The way you're asking the question (and proposing two alternatives) it is as if the only concern is that the driverId is still valid at the time the car is created.
However, you must also be concerned that the driver associated with driverId isn't deleted before the car is either deleted or given another driver (and possibly also that the driver isn't assigned to another car (this if domain restricts a driver to only be associated with one car)).
I suggest that instead of validation, you allocate (which would include validation of presence). You will then disallow deletions while still allocated, thus guarding against the race condition of stale data during construction, as well as the other longer term problem. (Note that the allocation both validates and marks allocated, and operates atomically.)
Btw, I agree with @PriceJones that the association between the car and driver probably is a responsibility separate from either the car or the driver. This kind of association will only grow in complexity over time, because it sounds is like a scheduling problem (drivers, cars, time slots/windows, substitutes, etc...) Even if it more like a registration problem, one may want historical registrations as well as current registrations. Thus, it may very well merit its own BC outright.
You can provide an allocation scheme (such as a boolean or reference count) within the BC of the aggregate entities being allocated, or within a separate BC, say, the one responsible for making the association between car & driver. If you do the former you can allow (valid) deletion operations issued to the car or driver BC; if you do the latter, you will need to prevent deletions from the car & driver BC's and instead send them thru the car & driver association scheduler.

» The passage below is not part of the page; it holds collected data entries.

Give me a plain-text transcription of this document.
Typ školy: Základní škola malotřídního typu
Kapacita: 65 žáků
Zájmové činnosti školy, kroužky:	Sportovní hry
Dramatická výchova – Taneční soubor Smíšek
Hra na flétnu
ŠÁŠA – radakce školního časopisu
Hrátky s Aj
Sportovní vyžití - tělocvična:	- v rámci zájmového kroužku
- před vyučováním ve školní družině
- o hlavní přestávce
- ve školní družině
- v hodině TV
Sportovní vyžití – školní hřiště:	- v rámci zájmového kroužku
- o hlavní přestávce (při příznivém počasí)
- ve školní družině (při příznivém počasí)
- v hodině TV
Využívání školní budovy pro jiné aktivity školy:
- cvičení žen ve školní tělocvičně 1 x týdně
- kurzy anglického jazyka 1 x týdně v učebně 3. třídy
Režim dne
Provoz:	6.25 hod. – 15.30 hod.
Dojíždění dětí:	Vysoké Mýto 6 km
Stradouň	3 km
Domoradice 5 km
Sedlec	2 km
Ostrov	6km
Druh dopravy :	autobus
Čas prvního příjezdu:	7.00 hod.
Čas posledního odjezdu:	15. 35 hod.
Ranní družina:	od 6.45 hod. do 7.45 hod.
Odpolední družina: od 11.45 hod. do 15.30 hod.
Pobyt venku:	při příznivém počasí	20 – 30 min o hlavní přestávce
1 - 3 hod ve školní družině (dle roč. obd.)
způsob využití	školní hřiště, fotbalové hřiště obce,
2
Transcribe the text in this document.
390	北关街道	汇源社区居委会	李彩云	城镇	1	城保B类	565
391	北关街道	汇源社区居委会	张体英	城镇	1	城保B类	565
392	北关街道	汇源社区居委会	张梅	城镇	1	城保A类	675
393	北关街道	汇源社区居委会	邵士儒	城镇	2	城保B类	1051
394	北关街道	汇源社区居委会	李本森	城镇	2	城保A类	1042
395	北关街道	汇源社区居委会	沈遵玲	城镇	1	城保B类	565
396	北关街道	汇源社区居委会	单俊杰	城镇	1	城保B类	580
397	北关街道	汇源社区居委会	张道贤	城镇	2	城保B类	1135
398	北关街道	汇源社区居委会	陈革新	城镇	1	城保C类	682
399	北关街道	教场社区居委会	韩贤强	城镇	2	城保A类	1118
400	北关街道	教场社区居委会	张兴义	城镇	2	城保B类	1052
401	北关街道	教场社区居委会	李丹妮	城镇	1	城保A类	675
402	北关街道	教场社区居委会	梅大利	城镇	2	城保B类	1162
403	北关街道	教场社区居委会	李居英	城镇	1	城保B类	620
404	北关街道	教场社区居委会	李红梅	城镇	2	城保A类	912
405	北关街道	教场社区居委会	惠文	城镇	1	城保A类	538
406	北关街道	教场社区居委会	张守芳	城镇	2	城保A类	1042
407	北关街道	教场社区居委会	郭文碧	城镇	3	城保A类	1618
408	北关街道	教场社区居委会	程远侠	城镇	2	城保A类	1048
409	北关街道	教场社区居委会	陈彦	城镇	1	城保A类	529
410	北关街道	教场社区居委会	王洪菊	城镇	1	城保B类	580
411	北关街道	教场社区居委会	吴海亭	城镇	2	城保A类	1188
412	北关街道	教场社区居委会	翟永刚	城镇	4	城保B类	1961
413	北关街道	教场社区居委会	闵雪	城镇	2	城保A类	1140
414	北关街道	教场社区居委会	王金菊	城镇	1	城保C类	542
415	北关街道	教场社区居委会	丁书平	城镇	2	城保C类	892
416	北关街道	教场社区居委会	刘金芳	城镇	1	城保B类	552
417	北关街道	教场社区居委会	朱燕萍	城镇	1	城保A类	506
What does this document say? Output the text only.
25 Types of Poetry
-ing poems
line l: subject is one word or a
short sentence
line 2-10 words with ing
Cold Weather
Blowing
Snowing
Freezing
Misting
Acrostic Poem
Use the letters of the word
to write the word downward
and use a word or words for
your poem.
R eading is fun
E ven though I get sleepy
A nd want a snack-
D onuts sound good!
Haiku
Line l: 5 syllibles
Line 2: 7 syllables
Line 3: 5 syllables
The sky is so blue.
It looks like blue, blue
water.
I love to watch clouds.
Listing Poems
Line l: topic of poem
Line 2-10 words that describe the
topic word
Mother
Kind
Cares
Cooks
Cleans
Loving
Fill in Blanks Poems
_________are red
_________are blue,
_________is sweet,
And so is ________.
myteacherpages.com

You might also split some of the allocation responsibilities between BC's as follows. The car & driver BC each provide an "allocation" scheme that validates and sets the allocated boolean with that BC; when their allocation boolean is set, the BC prevents deletion of the corresponding entities. (And the system is setup so that the car & driver BC only allow allocation and deallocation from the car/driver association scheduling BC.)
The car & driver scheduling BC then maintains a calendar of drivers associated with car for some time periods/durations, now and future, and notifies the other BC's of deallocation only on the last use of a scheduled car or driver.
As a more radical solution, you can treat the car & driver BC's as append-only historical-record factories, leaving ownership to the car/driver association scheduler. The car BC may generate a new car, complete with all the details of the car, along with its VIN. The ownership of the car is handled by the car/driver association scheduler. Even if a car/driver association is deleted, and the car itself is destroyed, the car's records still exist in the car BC by definition, and we can use the car BC to look up historical data; while car/driver associations/ownerships (past, present, and potentially future scheduled) are being handled by another BC.